The model can be divided into four stages:
- Twitter Streaming
- Tweets Preprocessing
- Topic Modeling
- Anomaly Detection
Two methods have been implemented to stream tweets. It has been observed Spark + Tweepy method when executed in local mode on one machine is significantly slower than Tweepy method in the same environment.
-
Tweepy - TwitterStreaming_Tweepy.py streams tweets using twitter streaming api and tweepy and saves the "text" of the tweets in csv format. Note: The code might return error 420 after running for 1 min, reason being rate limit imposed by twitter. Wait for atleast 10-15 min and then re-run the code to start streaming tweets. The tweets will continue to append to the previously saved tweets in the csv file.
-
Spark + Tweepy - TwitterStreaming_SparkTweepy.py waits on localhost:5555 until the next script TwitterStreaming_Spark.py runs. The tweets are stored in partition files (JSON format) which can then be merged into one file using merge file commands.

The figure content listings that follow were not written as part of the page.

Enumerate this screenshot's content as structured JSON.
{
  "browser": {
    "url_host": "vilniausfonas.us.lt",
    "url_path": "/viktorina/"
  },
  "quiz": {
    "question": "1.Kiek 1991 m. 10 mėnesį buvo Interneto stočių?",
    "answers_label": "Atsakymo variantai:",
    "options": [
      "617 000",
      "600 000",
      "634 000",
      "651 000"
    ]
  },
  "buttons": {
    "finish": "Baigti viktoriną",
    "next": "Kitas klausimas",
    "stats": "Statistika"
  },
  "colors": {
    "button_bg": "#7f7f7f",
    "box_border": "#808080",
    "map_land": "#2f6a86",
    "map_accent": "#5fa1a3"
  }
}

A series of preprocessing operations such as removing return handles, twitter handles, URLs, special characters, numbers, punctuations and stopwords are performed on the twitter dataset to remove redundant and unimportant data.

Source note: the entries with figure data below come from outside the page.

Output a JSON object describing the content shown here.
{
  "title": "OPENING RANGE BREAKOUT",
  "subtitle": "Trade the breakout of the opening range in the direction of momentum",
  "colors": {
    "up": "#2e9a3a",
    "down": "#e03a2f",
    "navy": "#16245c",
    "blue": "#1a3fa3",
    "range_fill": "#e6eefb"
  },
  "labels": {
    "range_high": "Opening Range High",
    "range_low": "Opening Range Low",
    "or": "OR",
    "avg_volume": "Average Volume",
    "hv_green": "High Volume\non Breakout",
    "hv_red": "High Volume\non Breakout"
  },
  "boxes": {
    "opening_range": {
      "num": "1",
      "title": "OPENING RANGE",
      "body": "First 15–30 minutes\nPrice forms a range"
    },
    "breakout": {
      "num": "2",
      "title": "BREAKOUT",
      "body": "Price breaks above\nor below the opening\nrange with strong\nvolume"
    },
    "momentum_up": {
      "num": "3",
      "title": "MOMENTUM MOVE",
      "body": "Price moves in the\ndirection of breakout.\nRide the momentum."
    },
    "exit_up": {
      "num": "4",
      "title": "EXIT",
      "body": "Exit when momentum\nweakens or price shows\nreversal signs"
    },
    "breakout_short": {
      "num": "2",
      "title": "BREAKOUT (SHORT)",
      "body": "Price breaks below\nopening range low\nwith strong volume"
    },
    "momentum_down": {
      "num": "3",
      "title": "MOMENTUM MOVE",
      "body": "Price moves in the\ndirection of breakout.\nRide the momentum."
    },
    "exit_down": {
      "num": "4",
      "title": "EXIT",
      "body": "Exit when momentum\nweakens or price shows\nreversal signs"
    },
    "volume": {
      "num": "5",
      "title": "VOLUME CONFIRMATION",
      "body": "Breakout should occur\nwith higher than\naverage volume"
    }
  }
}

To detect the context (topics) of tweets for #brexit, unsupervised machine learning algorithms, Latent Dirichlet Allocation (LDA) and Non-Negative Matrix Factorization (NMF) are implemented. There are two implementations of LDA: Gensim LDA and Mallet LDA. Mallet LDA gives better quality of topics and high coherence score when evaluating the model. The analysis of the topics extends to finding optimal number of topics for a given dataset, finding dominant topics, finding the most representative tweet for each topic, and topic distribution across the collection of tweets.
The results obtained from topic modelling stage are the list of contexts (topics) related to #brexit. To detect anomalies, we find the topics that contain words related to profanity, racism, terrorism, and war. These topics can then be used to identify the corrosponding tweets expressing unusual behavior.

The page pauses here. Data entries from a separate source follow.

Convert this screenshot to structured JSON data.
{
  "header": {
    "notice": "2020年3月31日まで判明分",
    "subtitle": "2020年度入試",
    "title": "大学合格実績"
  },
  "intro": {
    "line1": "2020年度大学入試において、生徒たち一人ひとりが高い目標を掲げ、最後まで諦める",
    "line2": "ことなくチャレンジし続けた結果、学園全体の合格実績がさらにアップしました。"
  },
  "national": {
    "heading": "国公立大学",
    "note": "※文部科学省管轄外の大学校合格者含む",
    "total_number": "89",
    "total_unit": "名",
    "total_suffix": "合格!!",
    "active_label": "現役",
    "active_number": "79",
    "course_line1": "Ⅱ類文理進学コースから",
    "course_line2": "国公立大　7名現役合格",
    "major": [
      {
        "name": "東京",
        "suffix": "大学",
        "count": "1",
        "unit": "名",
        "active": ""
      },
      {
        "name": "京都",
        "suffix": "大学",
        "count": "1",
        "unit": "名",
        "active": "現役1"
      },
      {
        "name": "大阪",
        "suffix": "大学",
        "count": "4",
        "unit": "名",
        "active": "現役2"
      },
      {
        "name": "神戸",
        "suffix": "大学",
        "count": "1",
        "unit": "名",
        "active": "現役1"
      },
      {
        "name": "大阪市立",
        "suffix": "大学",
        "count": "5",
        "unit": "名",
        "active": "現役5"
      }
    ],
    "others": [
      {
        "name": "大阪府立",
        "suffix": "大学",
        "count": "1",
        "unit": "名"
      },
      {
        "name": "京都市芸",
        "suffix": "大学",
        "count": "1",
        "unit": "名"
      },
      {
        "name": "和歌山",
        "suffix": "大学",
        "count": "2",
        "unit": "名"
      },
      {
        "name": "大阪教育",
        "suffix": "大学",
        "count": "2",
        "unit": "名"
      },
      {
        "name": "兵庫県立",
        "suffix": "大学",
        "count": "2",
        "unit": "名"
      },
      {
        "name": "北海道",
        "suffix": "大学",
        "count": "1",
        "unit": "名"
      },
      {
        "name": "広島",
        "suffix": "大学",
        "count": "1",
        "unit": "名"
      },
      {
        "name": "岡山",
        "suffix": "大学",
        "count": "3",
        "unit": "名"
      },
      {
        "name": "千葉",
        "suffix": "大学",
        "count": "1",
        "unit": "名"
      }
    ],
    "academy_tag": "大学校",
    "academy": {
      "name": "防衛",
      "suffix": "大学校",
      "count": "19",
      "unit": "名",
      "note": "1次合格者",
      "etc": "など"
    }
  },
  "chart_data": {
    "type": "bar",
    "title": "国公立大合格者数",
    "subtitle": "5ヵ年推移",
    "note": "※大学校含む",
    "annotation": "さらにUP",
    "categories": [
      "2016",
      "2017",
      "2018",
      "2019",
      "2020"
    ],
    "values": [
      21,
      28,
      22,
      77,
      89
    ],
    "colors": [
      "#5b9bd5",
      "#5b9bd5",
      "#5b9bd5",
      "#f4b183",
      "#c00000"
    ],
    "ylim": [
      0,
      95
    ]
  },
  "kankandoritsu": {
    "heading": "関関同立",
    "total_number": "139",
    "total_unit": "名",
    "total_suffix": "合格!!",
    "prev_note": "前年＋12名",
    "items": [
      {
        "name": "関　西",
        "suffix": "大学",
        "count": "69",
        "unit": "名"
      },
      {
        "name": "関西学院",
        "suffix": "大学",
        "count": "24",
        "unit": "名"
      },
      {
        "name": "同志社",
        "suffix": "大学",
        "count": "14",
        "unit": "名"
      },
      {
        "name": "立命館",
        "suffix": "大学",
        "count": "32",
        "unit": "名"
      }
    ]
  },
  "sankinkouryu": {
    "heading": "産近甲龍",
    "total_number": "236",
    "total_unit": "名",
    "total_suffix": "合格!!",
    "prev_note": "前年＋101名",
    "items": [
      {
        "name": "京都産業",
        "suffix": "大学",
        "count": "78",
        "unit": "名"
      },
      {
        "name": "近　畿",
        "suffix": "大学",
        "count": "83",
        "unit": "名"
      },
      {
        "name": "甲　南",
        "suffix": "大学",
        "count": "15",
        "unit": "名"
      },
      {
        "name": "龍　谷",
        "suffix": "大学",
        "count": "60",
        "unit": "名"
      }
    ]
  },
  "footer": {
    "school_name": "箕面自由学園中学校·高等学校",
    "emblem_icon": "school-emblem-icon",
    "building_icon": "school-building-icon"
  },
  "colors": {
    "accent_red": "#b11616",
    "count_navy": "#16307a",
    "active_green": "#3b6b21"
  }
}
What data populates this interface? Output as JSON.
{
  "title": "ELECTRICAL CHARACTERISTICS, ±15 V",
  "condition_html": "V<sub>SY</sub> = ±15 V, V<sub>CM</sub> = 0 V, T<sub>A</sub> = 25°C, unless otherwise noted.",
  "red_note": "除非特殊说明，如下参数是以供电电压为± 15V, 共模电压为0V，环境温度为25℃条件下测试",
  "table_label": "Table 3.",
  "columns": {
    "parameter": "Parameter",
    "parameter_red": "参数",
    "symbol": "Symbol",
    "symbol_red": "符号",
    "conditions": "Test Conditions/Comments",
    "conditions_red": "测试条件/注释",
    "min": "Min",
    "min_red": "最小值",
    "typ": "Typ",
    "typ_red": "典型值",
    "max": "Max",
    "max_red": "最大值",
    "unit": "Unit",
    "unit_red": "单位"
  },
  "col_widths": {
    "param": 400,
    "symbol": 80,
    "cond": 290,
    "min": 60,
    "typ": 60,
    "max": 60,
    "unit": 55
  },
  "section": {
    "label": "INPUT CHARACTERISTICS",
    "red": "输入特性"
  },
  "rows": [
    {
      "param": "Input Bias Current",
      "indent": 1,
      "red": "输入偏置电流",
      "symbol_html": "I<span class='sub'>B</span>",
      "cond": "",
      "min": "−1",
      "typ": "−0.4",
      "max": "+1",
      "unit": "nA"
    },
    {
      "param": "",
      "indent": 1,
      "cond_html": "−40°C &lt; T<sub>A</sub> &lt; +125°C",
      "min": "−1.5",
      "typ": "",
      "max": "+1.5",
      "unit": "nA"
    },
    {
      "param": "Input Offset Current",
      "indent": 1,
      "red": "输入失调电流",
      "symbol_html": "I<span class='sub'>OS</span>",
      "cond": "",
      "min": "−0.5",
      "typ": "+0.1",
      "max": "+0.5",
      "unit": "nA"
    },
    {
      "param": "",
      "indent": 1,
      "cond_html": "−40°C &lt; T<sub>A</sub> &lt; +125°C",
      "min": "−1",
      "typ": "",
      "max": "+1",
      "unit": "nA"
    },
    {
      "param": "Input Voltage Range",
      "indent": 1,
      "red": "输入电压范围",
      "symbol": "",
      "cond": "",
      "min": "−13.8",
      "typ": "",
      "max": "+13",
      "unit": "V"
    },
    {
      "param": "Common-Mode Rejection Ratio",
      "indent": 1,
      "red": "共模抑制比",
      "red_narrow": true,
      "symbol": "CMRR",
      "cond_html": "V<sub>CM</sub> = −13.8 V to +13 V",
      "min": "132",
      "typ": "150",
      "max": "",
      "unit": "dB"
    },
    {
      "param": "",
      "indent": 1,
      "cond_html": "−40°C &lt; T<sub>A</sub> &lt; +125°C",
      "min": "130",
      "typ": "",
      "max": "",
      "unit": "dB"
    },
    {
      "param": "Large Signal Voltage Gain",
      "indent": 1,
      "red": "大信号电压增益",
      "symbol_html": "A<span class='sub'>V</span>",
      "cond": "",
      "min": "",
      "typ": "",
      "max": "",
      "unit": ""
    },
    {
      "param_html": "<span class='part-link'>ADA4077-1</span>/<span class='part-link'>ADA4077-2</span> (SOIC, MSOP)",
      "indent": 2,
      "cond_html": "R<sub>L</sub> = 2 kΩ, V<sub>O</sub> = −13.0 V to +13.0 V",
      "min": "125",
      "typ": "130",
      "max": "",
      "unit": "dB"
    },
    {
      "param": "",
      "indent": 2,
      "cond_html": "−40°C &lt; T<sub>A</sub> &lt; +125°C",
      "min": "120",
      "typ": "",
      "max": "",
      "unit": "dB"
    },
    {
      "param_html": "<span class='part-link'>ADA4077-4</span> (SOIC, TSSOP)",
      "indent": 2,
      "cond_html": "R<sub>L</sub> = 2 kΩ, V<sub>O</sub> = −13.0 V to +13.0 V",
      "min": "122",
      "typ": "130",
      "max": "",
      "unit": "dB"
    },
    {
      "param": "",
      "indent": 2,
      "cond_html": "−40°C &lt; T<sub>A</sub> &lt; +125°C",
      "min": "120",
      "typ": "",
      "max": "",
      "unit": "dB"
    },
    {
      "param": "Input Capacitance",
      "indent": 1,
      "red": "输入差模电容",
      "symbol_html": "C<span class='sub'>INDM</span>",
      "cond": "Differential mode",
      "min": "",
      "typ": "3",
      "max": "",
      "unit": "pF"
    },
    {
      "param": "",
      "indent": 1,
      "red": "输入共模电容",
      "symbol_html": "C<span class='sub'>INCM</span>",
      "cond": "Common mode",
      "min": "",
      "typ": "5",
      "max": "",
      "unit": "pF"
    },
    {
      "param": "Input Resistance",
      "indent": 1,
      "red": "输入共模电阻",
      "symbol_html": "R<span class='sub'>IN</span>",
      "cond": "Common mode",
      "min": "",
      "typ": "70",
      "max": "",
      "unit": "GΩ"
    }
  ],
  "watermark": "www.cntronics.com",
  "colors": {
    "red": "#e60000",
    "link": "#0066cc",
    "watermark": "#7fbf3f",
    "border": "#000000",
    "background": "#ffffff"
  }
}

The project has been carried using Python 3.6.8, Spark-2.4.3-bin-hadoop2.7, Java 12.0.1, Mallet 2.0.8 and the python packages present in requirements.txt that can be installed individually using pip3 install
command or by executing the requirements.txt using pip3 install -r requirements.txt
-
If you want to use only tweepy to stream the tweets, then open a terminal and enter
python3 TwitterStreaming_Tweepy.py
-
If you want to make use of Spark and Tweepy for streaming tweets, then open a terminal and enter
python3 TwitterStreaming_SparkTweepy.py
and then open another terminal and enterpython3 TwitterStreaming_Spark.py
-
When you execute these files, the tweets will start streaming and sub-folders would be created in the tweets folder at the path mentioned. Use
find /home/aamir/datasets/tweets -type f -name 'part-00000' -exec cat {} + >mergedTweets.json
to merge the partition files into one json file. -
To convert json file to csv, use JSON_to_CSV.ipynb notebook.
-